Iwakuni Marines use 3D printers to revolutionize maintenance for fighter jets
MARINE CORPS AIR STATION IWAKUNI, Japan — Using 3D printers, Marines based in southern Japan created two products that reduce the time it takes to repair F/A-18 Hornets and may save the Defense Department money.
Called an engine ship kit, the first innovation is a set of plastic clips and plugs to prevent oil and hydraulic fluid leaking from aircraft engines removed for repairs. The other is a tool that helps maintainers grease the bearings on the F/A-18’s high-speed Gatling gun.
Designed by Marines from MCAS Iwakuni’s Marine Aviation Logistics Squadron 12, the engine ship kit will have an immediate impact on operations, squadron commander Lt. Col. Javier Garcia recently told Stars and Stripes.
The kit eliminates the need for maintainers to travel to austere locations to drain oil and hydraulic fluids so an engine can be taken safely back to Iwakuni for repair.
The plastic drain plugs prevent the fluid from leaking and the clips ensure the plugs are not dislodged as the engine is readied for transport.
The kit is the brain child of 1st Lt. Simon Miller and Chief Warrant Officer 3 Mark Willems, who needed to get a broken F/A-18 engine from Wake Island to MCAS Iwakuni late last year.
The engine began to leak while a C-130 crew tried to load it, Garcia said. In the past, a team of maintenance Marines would have traveled to the location to prepare the engine for safe transport, but that takes away from their mission at MCAS Iwakuni.
To solve the problem, Willems had the idea of creating plugs that would stop the leaks.
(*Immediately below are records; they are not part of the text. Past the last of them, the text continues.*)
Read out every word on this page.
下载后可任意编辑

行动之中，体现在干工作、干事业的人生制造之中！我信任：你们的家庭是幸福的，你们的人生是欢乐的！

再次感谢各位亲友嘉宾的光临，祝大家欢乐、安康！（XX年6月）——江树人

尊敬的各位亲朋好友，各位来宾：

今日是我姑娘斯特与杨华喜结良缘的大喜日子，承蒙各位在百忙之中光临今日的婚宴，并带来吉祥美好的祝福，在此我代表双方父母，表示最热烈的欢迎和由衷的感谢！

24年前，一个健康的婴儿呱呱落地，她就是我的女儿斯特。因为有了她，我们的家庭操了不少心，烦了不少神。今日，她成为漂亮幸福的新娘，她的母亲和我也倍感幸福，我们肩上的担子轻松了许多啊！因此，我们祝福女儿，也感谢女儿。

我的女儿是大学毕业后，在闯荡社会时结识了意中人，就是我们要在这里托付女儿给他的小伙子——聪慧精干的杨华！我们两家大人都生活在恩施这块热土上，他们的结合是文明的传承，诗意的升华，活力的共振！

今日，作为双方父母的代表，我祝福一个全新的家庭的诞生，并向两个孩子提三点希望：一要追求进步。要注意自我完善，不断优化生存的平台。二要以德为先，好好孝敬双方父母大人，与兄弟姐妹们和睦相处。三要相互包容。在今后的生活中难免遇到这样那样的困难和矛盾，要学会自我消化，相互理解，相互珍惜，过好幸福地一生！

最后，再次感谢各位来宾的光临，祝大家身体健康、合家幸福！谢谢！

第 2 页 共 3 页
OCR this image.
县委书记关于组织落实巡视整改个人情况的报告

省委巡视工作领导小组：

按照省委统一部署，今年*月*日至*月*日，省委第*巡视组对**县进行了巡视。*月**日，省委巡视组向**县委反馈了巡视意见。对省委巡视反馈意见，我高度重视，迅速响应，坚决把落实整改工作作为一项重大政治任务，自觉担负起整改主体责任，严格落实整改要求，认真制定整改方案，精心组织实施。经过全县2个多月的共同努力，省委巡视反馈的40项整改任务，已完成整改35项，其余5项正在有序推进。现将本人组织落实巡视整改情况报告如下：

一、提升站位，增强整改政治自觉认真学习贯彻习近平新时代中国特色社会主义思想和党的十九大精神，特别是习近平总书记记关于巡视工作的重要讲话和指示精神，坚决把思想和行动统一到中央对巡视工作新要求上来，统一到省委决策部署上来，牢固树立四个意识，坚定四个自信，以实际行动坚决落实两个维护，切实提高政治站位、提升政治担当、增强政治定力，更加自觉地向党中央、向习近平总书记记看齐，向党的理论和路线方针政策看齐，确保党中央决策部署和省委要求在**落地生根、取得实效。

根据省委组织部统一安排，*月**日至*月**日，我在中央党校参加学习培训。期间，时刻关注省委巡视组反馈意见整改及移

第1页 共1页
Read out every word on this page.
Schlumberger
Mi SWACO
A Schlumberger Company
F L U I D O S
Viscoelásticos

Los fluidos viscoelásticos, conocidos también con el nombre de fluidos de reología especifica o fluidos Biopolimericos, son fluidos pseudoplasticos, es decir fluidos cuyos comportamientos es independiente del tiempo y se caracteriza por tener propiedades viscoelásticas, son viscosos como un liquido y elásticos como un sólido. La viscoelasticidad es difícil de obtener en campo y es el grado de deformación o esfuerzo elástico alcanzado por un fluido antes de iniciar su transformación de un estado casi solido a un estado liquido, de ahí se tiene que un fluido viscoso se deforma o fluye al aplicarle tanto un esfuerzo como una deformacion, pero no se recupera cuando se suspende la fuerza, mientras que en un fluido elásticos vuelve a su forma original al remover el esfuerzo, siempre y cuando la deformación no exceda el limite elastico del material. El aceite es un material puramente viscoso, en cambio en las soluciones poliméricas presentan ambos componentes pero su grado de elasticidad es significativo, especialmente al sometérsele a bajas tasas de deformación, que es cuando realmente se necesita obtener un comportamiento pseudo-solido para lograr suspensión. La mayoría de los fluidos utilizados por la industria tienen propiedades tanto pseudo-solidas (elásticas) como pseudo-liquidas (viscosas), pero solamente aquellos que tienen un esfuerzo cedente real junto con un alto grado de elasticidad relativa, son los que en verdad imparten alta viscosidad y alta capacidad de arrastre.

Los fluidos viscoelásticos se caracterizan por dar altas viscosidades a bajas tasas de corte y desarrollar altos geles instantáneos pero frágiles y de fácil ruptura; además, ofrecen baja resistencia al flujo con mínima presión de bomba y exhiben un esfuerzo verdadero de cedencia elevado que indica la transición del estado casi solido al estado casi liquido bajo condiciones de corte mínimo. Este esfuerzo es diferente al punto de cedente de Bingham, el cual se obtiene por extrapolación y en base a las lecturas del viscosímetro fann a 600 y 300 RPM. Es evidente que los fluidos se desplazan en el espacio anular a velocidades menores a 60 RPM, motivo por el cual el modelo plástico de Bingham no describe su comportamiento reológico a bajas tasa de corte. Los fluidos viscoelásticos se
Miller created the pieces using 3D drafting software and MALS 12’s new 3D printers.
“I’m not really sure why no one thought to make this kind of kit before, but this design is going to have an impact across the Navy and Marine Corps,” Garcia said.
The same team behind the engine ship kit also created a tool that makes it easier for maintenance Marines to grease the bearing on the F-18’s M61A Vulcan, a Gatling-style rotary cannon that can fire 6,000 rounds a minute.
The bearing on the cannon must be packed with grease every 30,000 rounds, a job that used to take two Marines more than 30 minutes, said Cpl. Christian Smellie, an aviation life-support systems technician who works at Iwakuni’s 3D printing lab.
Smellie worked with ordnance Marines to design a plastic ring that is used to smash thick grease into the tightly packed bearing, cutting the maintenance time down to less than 10 minutes.
The current design, or “version 2.0,” is two pieces. A large ring holds the bearing in place and a smaller ring pushes the grease into the space between the ball bearings.
The pieces are printed to tight parameters to ensure that the compressed grease doesn’t ooze out the sides. The tight fit can make version 2.0 hard to remove, and the team is already working on version 3.0, which will have a handle to make removing the compression ring from the bearing easier.
The two products are so new that Navy Air Systems Command’s additive manufacturing team has not yet figured out how to track the possible savings, NAVAIR official Liz McMichael recently told Stars and Stripes in a phone interview. NAVAIR is a systems command that provides material support for aircraft and airborne weapon systems in Navy and Marine Corps.
The bearing packer could have impact across the Defense Department once it is complete, because the M61A is used in Navy and Marine Corps F/A-18s, and Air Force F-16s, F-15s and F-22s.